Depending on the submarine design and the miniaturization of the missiles it uses they might be able to do with less submarines.
Current Type 094 submarines carry 12x JL-2 SLBMs. Compare that with Russian, French, or British submarines which can carry 16x SLBMs.
That's like 33% more missiles per submarine so to carry the same amount of missiles you would need 8 submarines instead of 12.
Current US SSBNs built in the late Cold War are even larger but that does not seem cost effective to me.

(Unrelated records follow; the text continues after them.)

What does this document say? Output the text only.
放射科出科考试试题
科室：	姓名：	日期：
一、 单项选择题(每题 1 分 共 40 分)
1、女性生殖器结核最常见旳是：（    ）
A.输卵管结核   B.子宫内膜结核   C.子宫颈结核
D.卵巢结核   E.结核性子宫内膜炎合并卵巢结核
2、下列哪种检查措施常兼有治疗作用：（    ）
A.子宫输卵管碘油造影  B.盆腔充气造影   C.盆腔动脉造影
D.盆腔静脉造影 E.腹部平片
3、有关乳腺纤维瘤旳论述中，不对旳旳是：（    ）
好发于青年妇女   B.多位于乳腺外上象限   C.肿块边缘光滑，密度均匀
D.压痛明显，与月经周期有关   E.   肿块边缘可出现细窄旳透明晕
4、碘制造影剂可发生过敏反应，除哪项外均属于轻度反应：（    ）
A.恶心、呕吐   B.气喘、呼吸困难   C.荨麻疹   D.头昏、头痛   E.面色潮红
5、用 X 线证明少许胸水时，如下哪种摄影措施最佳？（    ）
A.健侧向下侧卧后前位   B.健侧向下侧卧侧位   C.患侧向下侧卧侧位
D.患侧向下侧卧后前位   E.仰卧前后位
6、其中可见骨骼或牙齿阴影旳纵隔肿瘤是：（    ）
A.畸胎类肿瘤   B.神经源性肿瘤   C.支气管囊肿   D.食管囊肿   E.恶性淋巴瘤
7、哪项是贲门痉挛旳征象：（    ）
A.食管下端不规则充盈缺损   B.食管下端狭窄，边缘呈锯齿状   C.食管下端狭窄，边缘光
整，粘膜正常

Putting more missiles/warheads on fewer boats is undoubtedly more efficient than fewer missiles/warheads on more boats, but such efficiency is a relatively low priority in creating an effective Continuous At-Sea Deterrent. The greater priority is ensuring that the SSBN force is survivable in the first place. Missile capabilities contribute to that, and the technical characteristics of the boats are obviously of great significance. But numbers are almost as important. More boats translates to more at sea at any given point, and greater surge capacity, and this matters because USN, JMSDF, etc. have considerable but nonetheless finite resources that they can devote to tracking those SSBNs. If USN is confident that it can track and neutralise China's small SSBN force, the nuclear deterrent is compromised and this would allow the United States to take actions against China that it might otherwise be deterred from.
All else being equal, an SSBN force of 8 boats with 12 missiles each is a more survivable and therefore more credible deterrent than a force of 4 boats with 24 missiles each.
I think the land attack or anti-surface role will likely be related to attack submarines with smaller displacement. China has enough surface ships that large missile boats aren't as necessary and they just lack nuclear submarine hulls to use for such niche applications.
Surface ships (or land-based rockets/missiles) cannot substitute for the SSGN in the anti-carrier role because their locations are likely to be known to the carrier battle group well in advance. This knowledge, coupled with the high speed of the carrier group, means that it is the carrier group that dictates the engagement, i.e. if, when and how it is to occur. If a surface action group engages a carrier group, it is because the carrier group allowed it to happen, which bodes ill for its chances of success. The SSGN changes all this. It can approach within launch range with a good prospect of not being detected. It can approach and attack from unexpected directions. In short, within limits an SSGN can dictate the engagement.
Yes, China lacks nuclear submarine hulls. A modest expansion will not suffice. Massive investment is required in SSNs, SSGNs, and SSBNs. Nuclear submarines are ultimately far more important to China's security than aircraft carriers.